アベルの質問の意味が一瞬分からず、言葉が切れる涼。


「ゴブリンを倒したこと、あるに決まって……」

そう言いながら思い出す。


いつ、どこで倒したのかを。

いつ、どこで倒したのかを……。

いつ、どこで倒したのかを……思い出せない。


「あれ?」

涼が首を傾げる。


近場では、ルンのダンジョンにいるはずだが……ダンジョンの床をくりぬいて四十層まで行ったことはあるが、その時は魔物がいなかった。

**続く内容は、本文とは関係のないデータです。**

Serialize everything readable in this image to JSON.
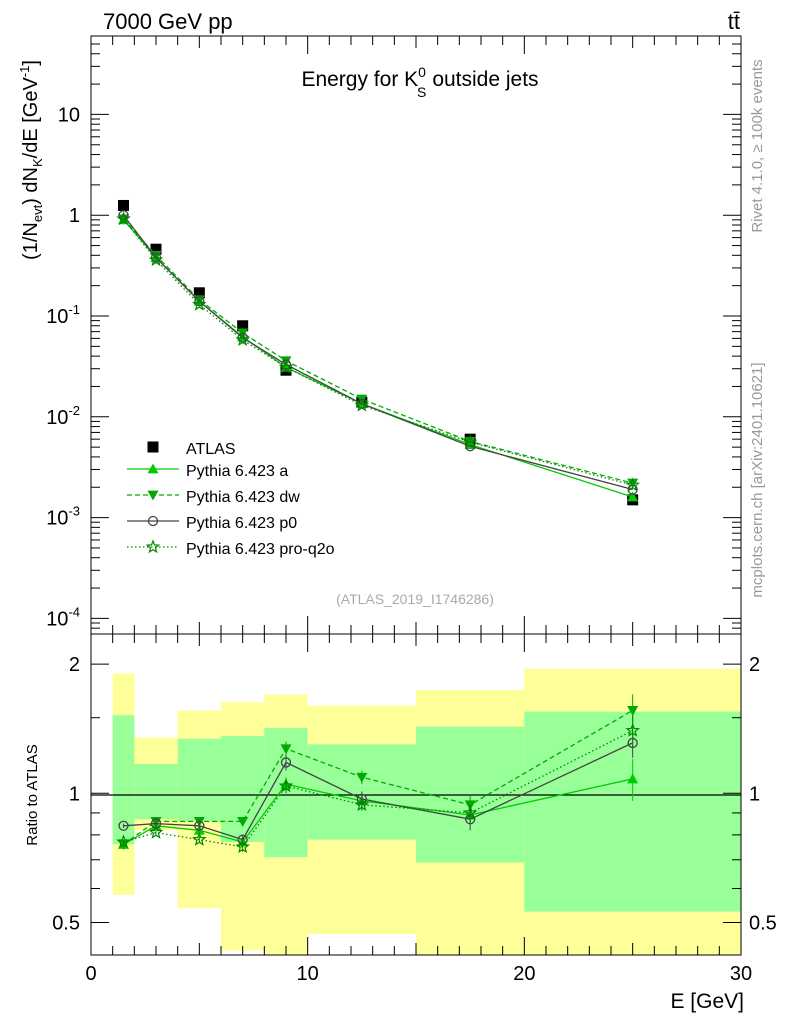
{
  "header": {
    "energy_label": "7000 GeV pp",
    "process_label": "tt̄"
  },
  "side_labels": {
    "rivet": "Rivet 4.1.0, ≥ 100k events",
    "mcplots": "mcplots.cern.ch [arXiv:2401.10621]"
  },
  "colors": {
    "atlas": "#000000",
    "pythia_a": "#00cc00",
    "pythia_dw": "#00aa00",
    "pythia_p0": "#444444",
    "pythia_pro": "#008800",
    "band_green": "#99ff99",
    "band_yellow": "#ffff99"
  },
  "chart_data": [
    {
      "type": "line",
      "title": "Energy for K_S^0 outside jets",
      "title_parts": {
        "main": "Energy for K",
        "sup": "0",
        "sub": "S",
        "rest": "outside jets"
      },
      "xlabel": "E [GeV]",
      "ylabel": "(1/N_evt) dN_K/dE [GeV^-1]",
      "ylabel_parts": {
        "a": "(1/N",
        "a_sub": "evt",
        "b": ") dN",
        "b_sub": "K",
        "c": "/dE [GeV",
        "c_sup": "-1",
        "d": "]"
      },
      "yscale": "log",
      "xlim": [
        0,
        30
      ],
      "ylim": [
        7e-05,
        60
      ],
      "x_ticks": [
        0,
        10,
        20,
        30
      ],
      "y_ticks": [
        {
          "value": 0.0001,
          "base": "10",
          "exp": "-4"
        },
        {
          "value": 0.001,
          "base": "10",
          "exp": "-3"
        },
        {
          "value": 0.01,
          "base": "10",
          "exp": "-2"
        },
        {
          "value": 0.1,
          "base": "10",
          "exp": "-1"
        },
        {
          "value": 1,
          "base": "1",
          "exp": ""
        },
        {
          "value": 10,
          "base": "10",
          "exp": ""
        }
      ],
      "watermark": "(ATLAS_2019_I1746286)",
      "x": [
        1.5,
        3,
        5,
        7,
        9,
        12.5,
        17.5,
        25
      ],
      "series": [
        {
          "name": "ATLAS",
          "values": [
            1.25,
            0.46,
            0.17,
            0.08,
            0.029,
            0.014,
            0.006,
            0.0015
          ]
        },
        {
          "name": "Pythia 6.423 a",
          "values": [
            0.9,
            0.38,
            0.14,
            0.062,
            0.031,
            0.0135,
            0.0053,
            0.0016
          ]
        },
        {
          "name": "Pythia 6.423 dw",
          "values": [
            0.92,
            0.4,
            0.145,
            0.068,
            0.036,
            0.015,
            0.0057,
            0.0022
          ]
        },
        {
          "name": "Pythia 6.423 p0",
          "values": [
            1.0,
            0.38,
            0.14,
            0.061,
            0.033,
            0.0135,
            0.0051,
            0.0019
          ]
        },
        {
          "name": "Pythia 6.423 pro-q2o",
          "values": [
            0.92,
            0.36,
            0.13,
            0.058,
            0.031,
            0.013,
            0.0056,
            0.0021
          ]
        }
      ],
      "legend_position": "bottom-left"
    },
    {
      "type": "line",
      "ylabel": "Ratio to ATLAS",
      "yscale": "log",
      "xlim": [
        0,
        30
      ],
      "ylim": [
        0.42,
        2.35
      ],
      "x_ticks": [
        0,
        10,
        20,
        30
      ],
      "y_ticks": [
        {
          "value": 0.5,
          "label": "0.5"
        },
        {
          "value": 1,
          "label": "1"
        },
        {
          "value": 2,
          "label": "2"
        }
      ],
      "bands": [
        {
          "x0": 1,
          "x1": 2,
          "green": [
            0.76,
            1.52
          ],
          "yellow": [
            0.58,
            1.9
          ]
        },
        {
          "x0": 2,
          "x1": 4,
          "green": [
            0.87,
            1.17
          ],
          "yellow": [
            0.82,
            1.35
          ]
        },
        {
          "x0": 4,
          "x1": 6,
          "green": [
            0.86,
            1.34
          ],
          "yellow": [
            0.54,
            1.56
          ]
        },
        {
          "x0": 6,
          "x1": 8,
          "green": [
            0.77,
            1.36
          ],
          "yellow": [
            0.43,
            1.63
          ]
        },
        {
          "x0": 8,
          "x1": 10,
          "green": [
            0.71,
            1.42
          ],
          "yellow": [
            0.34,
            1.7
          ]
        },
        {
          "x0": 10,
          "x1": 15,
          "green": [
            0.78,
            1.3
          ],
          "yellow": [
            0.47,
            1.6
          ]
        },
        {
          "x0": 15,
          "x1": 20,
          "green": [
            0.69,
            1.43
          ],
          "yellow": [
            0.34,
            1.74
          ]
        },
        {
          "x0": 20,
          "x1": 30,
          "green": [
            0.53,
            1.55
          ],
          "yellow": [
            0.34,
            1.95
          ]
        }
      ],
      "series": [
        {
          "name": "Pythia 6.423 a",
          "values": [
            0.76,
            0.84,
            0.82,
            0.77,
            1.05,
            0.96,
            0.89,
            1.08
          ],
          "errors": [
            0.01,
            0.01,
            0.015,
            0.02,
            0.04,
            0.03,
            0.04,
            0.12
          ]
        },
        {
          "name": "Pythia 6.423 dw",
          "values": [
            0.76,
            0.86,
            0.86,
            0.86,
            1.27,
            1.09,
            0.94,
            1.56
          ],
          "errors": [
            0.01,
            0.01,
            0.015,
            0.02,
            0.05,
            0.04,
            0.05,
            0.14
          ]
        },
        {
          "name": "Pythia 6.423 p0",
          "values": [
            0.84,
            0.85,
            0.84,
            0.78,
            1.18,
            0.97,
            0.87,
            1.31
          ],
          "errors": [
            0.01,
            0.01,
            0.015,
            0.02,
            0.05,
            0.04,
            0.05,
            0.1
          ]
        },
        {
          "name": "Pythia 6.423 pro-q2o",
          "values": [
            0.77,
            0.81,
            0.78,
            0.75,
            1.04,
            0.94,
            0.9,
            1.4
          ],
          "errors": [
            0.01,
            0.01,
            0.015,
            0.02,
            0.04,
            0.03,
            0.04,
            0.12
          ]
        }
      ]
    }
  ]
}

他にも、ルンのダンジョンから魔物が溢れ出た大海嘯(だいかいしょう)で、目の前のアベルなどは、それこそ星の数ほどのゴブリンを倒したのだろうが……その時、涼はいなかった。


二度目の大海嘯で溢れ出たのは……オーガだった。


「あれれ?」

涼が、反対方向に首を傾げる。


それで、ようやく思い出した。


「ニルスの村で、ゴブリン退治をしました!」

「そこで、リョウは倒したのか?」

「<アイスバインド>で手足を縛って……それだけな気が……」


涼は、倒していない。

とどめを刺したのはニルスとアモン……。


「西方諸国のダンジョンで……」

「リョウが倒したのか?」

「ニルスやアモン、とかハロルドとかが倒した……」

多分、涼は、倒していない。



ここで、涼は両手両膝を地面についた。

絶望のポーズ。


「なんてこと……」



だが、すぐに頭を跳ね上げて叫んだ。

「見つけました!」


「うん?」

「王都中央神殿の地下ですよ。あそこで、<パーマフロスト>で氷漬けにしましたよ!」

「ああ、そういえばそうだな」

涼がようやく思い出したのを、アベルも認めた。


確かに、まとめて氷漬けにした。


「良かったです」

しみじみと言う涼。


「確かにな。かの白銀公爵は、ゴブリンを倒したことがないらしいとか、吟遊詩人が聞いたら真っ青になったろうな」

涼の二つ名をあげて笑うアベル。

それを聞いて、ぷっくりと頬を膨らます涼。



こうして、二人は翌日から、冒険者らしい依頼に臨むのであった。